Continuo a scrutare la costa in cerca di non so cosa, forse in un miracolo. L’uomo allo scandaglio segnala cinquanta braccia, il fondale comincia a salire, faccio segno di diminuire la velatura e di tenerci paralleli alla costa. Una strana spaccatura lungo una parete rocciosa m’incuriosisce, punto il cannocchiale e scruto attentamente il fianco di quella muraglia. Là, sembra un’apertura dentro la roccia, e faccio cenno di dirigere in quella direzione.
L’uomo allo scandaglio segnala quaranta braccia – la parete si avvicina e comincio a intravedere uno leggero squarcio che l’attraversa tutta tuffandosi nel mare. Sembra una sacca, una rientranza. Dovrei mandare una scialuppa a controllare quell’apertura, ma il nemico potrebbe sopraggiungere a momenti e sarebbe rischioso, sarei costretto a recuperare gli uomini in mare e ci beccherebbero in brache di tela. Voglio rischiare – e indico di avanzare lentamente.

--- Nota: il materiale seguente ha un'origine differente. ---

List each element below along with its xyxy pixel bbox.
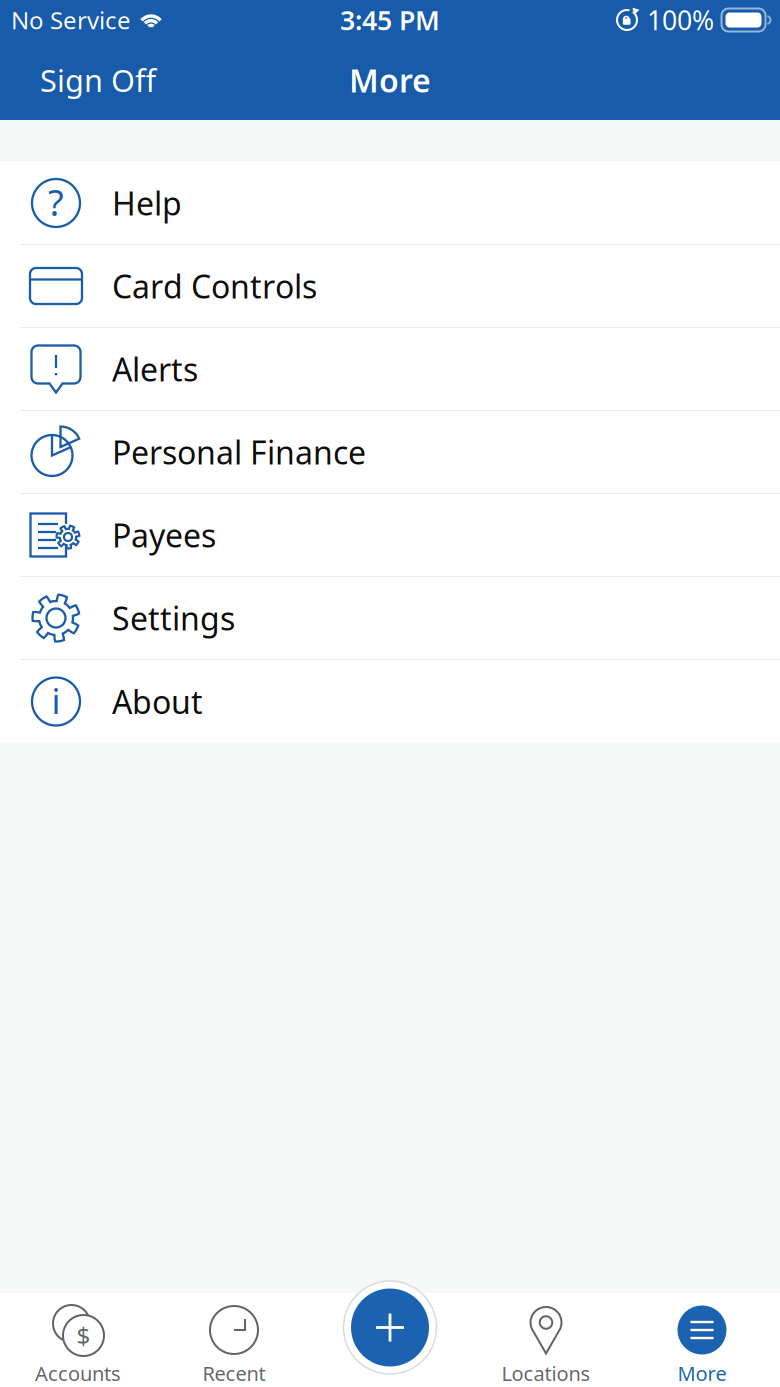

L’uomo allo scandaglio segnala trenta braccia: c’è un silenzio che sa di paura, gli uomini evitano anche di respirare. Mi sento osservato da centinaia d’occhi che mi chiedono con lo sguardo a quale rischio stiamo andando incontro. Lo so è un azzardo costeggiare una terra inesplorata, ma tanto vale consegnarsi al nemico.
L’uomo allo scandaglio segnala venti braccia, forse sto chiedendo troppo alla mia buona stella, ma qualcosa mi dice che devo avanzare.
Un residuo di nebbia si disperde svelandomi quello che intimamente speravo più di ogni altra cosa: lo squarcio si allarga; un’ansa nascosta si apre gradualmente mostrando un passaggio stretto, ma attraversabile.
L’uomo allo scandaglio segnala dieci braccia, il fondale comincia a preoccuparmi, faccio cenno al timoniere di dirigere verso il centro dell’insenatura. Le pareti di roccia segnate da millenni di erosione ci ammoniscono incombendo sulle nostre incertezze – sono talmente vicine che sembra stiano per stringerci in una gigantesca morsa di pietra.
L’uomo allo scandaglio segnala cinque braccia, individuo una piccola rada a sinistra e faccio segno di dirigere da quella parte.
Dopo pochi minuti il silenzio viene rotto dall’ancora che si tuffa in acque cristalline, mentre l’uomo dello scandaglio raccoglie la lunga cima.